5) Win the moment the data has to be right
Every vertical has a control point — a moment where information must be accurate and naturally flows into a system. For Euclid it’s diligence. For others it’s intake, claims, or close. Own that moment and you become the multiplayer source of truth for everyone downstream: lawyers, engineers, contractors, investors.
Action item: Map your industry’s workflow and find the one moment where messy data must become clean data. Win it.
6) Structured data is the bridge LLMs still need
Even as models get better, the gap between unstructured documents and reliable outcomes doesn’t close on its own. The verticals where SaaS never quite landed weren’t unworkable — extraction was just too expensive. AI collapses that cost. But the durable value sits in the structured layer in between: the same fields, captured the same way, across thousands of projects.
Action item: Treat your schema as the moat. Models change every quarter; a clean structured graph of your industry compounds.
7) Trust is a moat — even if Silicon Valley pretends it isn’t
Outside the Valley, people don’t tweet benchmarks. They buy the brand they trust, the way they buy the expensive car. Many vertical buyers are still skeptical of AI itself. Some aren’t even allowed to use Claude. The companies that win aren’t the ones with the best model — they’re the ones that earn the right to be trusted with a $100M decision.
Action item: Invest in brand, references and accountability earlier than feels rational. In high-stakes verticals it compounds.
8) Regulation is a moat — but only sometimes
If a third party has to physically stamp the work — an IE, an appraiser, a tax-credit auditor — the foundation model can’t disintermediate that role. You can. If the regulation is just rules a model can read, that’s not a moat: any competitor can wrap the same AI around it. Be honest about which one you actually have.
Action item: Map every regulatory checkpoint in your vertical. Look for the ones that require a human signature — those are the wedges.
9) Be the Schlumberger of your industry
In oil and gas, the Fortune 200 names you’ve never heard of — Schlumberger, Baker Hughes — are the picks-and-shovels for every well drilled. Renewables, electrification and AI infrastructure are about to need the same. Software, services and field expertise wrapped together. Not just better dashboards. The operating system that makes the projects actually get built.
Action item: Pick a vertical going through a generational build-out. Become the indispensable solutions provider, not a tool vendor.

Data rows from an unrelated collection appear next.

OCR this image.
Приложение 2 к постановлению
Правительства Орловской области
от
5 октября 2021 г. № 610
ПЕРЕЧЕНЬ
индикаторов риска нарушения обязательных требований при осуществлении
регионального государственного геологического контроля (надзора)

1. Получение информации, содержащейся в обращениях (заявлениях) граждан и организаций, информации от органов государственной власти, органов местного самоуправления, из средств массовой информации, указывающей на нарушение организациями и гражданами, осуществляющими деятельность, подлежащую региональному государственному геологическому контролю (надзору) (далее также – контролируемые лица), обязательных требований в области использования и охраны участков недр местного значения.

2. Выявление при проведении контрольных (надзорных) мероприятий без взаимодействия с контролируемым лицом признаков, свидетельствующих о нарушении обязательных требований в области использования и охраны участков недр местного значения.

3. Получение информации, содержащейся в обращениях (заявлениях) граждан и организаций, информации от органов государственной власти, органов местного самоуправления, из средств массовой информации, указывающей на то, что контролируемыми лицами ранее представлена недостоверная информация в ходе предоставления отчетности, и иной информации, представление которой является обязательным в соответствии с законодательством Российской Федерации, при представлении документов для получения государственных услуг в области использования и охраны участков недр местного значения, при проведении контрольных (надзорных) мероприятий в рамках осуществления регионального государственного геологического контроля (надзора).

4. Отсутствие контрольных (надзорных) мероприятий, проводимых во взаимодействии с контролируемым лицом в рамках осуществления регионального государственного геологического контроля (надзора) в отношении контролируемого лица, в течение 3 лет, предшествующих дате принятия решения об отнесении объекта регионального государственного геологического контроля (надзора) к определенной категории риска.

The next great energy companies
won’t sell software. They’ll sell outcomes.
If you’re building vertical AI for a high-stakes industry, Jacob’s playbook comes down to three commitments:
1. Take the problem seriously. Bring in people who have lived it. In trust-driven industries, naive outsiders don’t get a second meeting.
2. Be defensibly accurate. Pair AI with experts accountable for the answer. Investment committees back people, not autocomplete.
3. Sell into the real budget. CapEx, services line items, project budgets — not the SaaS line. That’s where the order of magnitude lives.
In oil and gas, the indispensable companies are names like Schlumberger and Baker Hughes — the picks-and-shovels nobody outside the industry can name. The next renewable build-out will need its own. Euclid is betting it can be that company.